しばらく待つだけで全部のページができました。うーん、AI使うと楽だね。

ルーティング
各ページをブログとして表示するためには、URLのスラッグに対応するテンプレートを読んで出力する部分を作ればOKです。
個々のページはそれでよいのですが、インデックスページをどうするかという問題が残りました。

GetSimpleはページのリストもXMLで管理しているので、AIを使ってXMLをJSON形式に変換してもらいました。
ブラウザからURLを受け取った後、JSON内に対応するスラッグがあれば、存在しているページということでテンプレートを読みに行きます。
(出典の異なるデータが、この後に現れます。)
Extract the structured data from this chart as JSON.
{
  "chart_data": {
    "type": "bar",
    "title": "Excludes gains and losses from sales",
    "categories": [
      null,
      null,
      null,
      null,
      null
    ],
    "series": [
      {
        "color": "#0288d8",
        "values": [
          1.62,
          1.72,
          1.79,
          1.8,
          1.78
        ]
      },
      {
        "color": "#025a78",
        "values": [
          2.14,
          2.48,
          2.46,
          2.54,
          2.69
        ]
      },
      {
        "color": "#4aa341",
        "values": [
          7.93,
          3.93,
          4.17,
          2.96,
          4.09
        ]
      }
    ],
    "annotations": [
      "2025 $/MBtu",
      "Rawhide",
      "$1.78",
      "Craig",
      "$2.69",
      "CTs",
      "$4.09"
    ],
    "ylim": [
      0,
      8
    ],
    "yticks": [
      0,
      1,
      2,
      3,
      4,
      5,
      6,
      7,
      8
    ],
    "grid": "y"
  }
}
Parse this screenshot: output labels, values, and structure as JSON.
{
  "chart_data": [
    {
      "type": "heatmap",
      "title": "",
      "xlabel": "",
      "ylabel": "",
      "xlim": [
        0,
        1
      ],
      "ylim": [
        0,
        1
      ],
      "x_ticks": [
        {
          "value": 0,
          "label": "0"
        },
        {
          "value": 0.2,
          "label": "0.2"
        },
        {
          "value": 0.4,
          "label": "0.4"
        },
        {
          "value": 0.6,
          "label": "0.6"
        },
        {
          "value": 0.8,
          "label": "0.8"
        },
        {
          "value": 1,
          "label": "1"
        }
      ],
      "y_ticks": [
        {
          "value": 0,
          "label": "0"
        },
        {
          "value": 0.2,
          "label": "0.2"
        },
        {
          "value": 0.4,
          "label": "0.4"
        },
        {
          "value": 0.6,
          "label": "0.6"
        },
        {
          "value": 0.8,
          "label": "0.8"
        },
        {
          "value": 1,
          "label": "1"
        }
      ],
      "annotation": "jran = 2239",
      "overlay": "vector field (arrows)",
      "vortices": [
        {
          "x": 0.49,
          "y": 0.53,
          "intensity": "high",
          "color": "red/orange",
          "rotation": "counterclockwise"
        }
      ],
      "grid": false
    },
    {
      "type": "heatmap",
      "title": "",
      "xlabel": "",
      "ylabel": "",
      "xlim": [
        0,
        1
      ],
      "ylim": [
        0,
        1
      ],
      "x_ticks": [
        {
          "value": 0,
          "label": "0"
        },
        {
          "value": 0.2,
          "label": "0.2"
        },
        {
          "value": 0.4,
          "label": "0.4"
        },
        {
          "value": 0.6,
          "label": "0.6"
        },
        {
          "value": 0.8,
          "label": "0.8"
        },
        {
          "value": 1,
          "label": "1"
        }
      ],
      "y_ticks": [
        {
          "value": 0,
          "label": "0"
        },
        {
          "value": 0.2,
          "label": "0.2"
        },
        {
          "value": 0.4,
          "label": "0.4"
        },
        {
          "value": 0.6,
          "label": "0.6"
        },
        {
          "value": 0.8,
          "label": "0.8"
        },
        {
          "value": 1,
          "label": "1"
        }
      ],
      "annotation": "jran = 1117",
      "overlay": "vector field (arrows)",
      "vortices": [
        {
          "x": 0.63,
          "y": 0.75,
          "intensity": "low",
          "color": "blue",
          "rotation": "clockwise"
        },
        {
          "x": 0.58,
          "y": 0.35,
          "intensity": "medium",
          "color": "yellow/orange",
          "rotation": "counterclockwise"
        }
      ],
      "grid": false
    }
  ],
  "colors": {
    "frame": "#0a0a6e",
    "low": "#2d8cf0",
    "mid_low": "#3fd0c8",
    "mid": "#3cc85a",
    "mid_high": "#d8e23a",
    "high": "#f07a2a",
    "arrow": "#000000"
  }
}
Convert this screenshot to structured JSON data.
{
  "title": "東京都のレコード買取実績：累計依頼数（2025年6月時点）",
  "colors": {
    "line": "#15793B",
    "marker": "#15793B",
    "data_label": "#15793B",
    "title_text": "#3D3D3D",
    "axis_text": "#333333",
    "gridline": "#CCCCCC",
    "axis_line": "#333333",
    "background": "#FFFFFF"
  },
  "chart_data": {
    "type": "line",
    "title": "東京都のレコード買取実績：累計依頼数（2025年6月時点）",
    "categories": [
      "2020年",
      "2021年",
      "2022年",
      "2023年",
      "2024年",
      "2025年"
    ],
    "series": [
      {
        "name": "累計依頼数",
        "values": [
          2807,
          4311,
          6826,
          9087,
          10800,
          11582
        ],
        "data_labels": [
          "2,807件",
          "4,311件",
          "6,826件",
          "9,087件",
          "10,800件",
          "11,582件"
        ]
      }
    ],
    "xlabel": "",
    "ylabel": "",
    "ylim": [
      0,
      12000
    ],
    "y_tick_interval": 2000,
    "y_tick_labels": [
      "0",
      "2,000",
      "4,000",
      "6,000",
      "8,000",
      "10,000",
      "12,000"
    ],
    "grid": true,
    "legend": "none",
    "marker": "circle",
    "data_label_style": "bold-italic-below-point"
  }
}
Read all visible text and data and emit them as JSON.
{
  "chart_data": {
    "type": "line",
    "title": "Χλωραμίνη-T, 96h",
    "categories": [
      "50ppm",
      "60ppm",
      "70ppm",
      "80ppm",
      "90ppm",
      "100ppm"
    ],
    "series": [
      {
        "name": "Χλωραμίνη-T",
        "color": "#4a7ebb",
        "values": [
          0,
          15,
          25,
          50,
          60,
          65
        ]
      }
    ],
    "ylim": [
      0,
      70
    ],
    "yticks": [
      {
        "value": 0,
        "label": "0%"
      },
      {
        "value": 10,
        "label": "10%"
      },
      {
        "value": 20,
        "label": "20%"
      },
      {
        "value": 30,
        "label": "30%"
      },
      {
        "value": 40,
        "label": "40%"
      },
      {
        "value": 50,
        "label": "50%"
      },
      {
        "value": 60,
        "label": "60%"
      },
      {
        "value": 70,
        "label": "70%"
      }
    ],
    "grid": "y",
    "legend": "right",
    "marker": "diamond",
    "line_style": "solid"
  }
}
これで個々のページに対応するルーティングは完成です。
カテゴリ、日付、タイトルなどもJSONで同時に管理して、インデックスページは自動出力する方式としました。以前までは手作業でインデックスページを作っていました。
とここまで作らせて、JSONで管理する意味がまるでないので、JSONからPHPの配列に変換してもらってPHPの配列そのままで管理する方式としました。

細々した機能
あとは、sitemap.xmlとかあったわ。ということでAIに一瞬で作ってもらいました。 sitemap.xmlのキャッシュとページのリストを管理するPHPファイルの更新時間を比較して、古い場合のみキャッシュを作り直すことにしました。
と、この記事を書きながらアクセス解析もあったわ。ということでAIにまたも一瞬で作ってもらいました。ブログ組み込みです。

WYSIWYGエディタどうする?
これで90%AI製のCMS?が公開できたのはいいのですが、どうやって新しいブログを書くのか?という問題が残っていました。
WYSIWYGエディタを組み込もうと思ったのですが、ピンときたものがなかった(組み込む手間に対してリターンが少ない)ので、Markdownで書くことにしました。

「VSCodeを使ってMarkdownで書く→AIにTwigテンプレートに変換してもらう」でいいんじゃないの!ということで、この記事はMarkdownで書いています。

WYSIWYGエディタで書いても、途中でHTMLモードに切り替えて記述したり、非公開モードでブラウザを見ながらHTMLモードで調整していたので、今後は直接テンプレートを編集できるようになったのでかなり手間が減りました。

終わりに
Bootstrap4+jQuery+GetSimpleからBootstrap5+オリジナルになりました。
見た目はほぼ変わっていないですが、裏では自動制御が多くなってとても楽になりました。
今のところメリットは
- php -Sを使えばローカルでブログがそのまま起動するので、調整が簡単
- Gitで丸ごと管理できるのでソース管理とバックアップが同時にできる
- ブログのカスタマイズもAIに丸投げできるので全く苦労しない
です。デメリットは特にないですね。

一般的にDBを使わないデメリットは「検索・ソートでDBの機能が使えない」「複数ユーザーでの管理」等ありますが、個人の小規模ブログにおいては全く関係ない話ですし、むしろDBアクセスがない分かなり高速になっているはずです。
キャッシュされてるテンプレートを表示しているだけなので。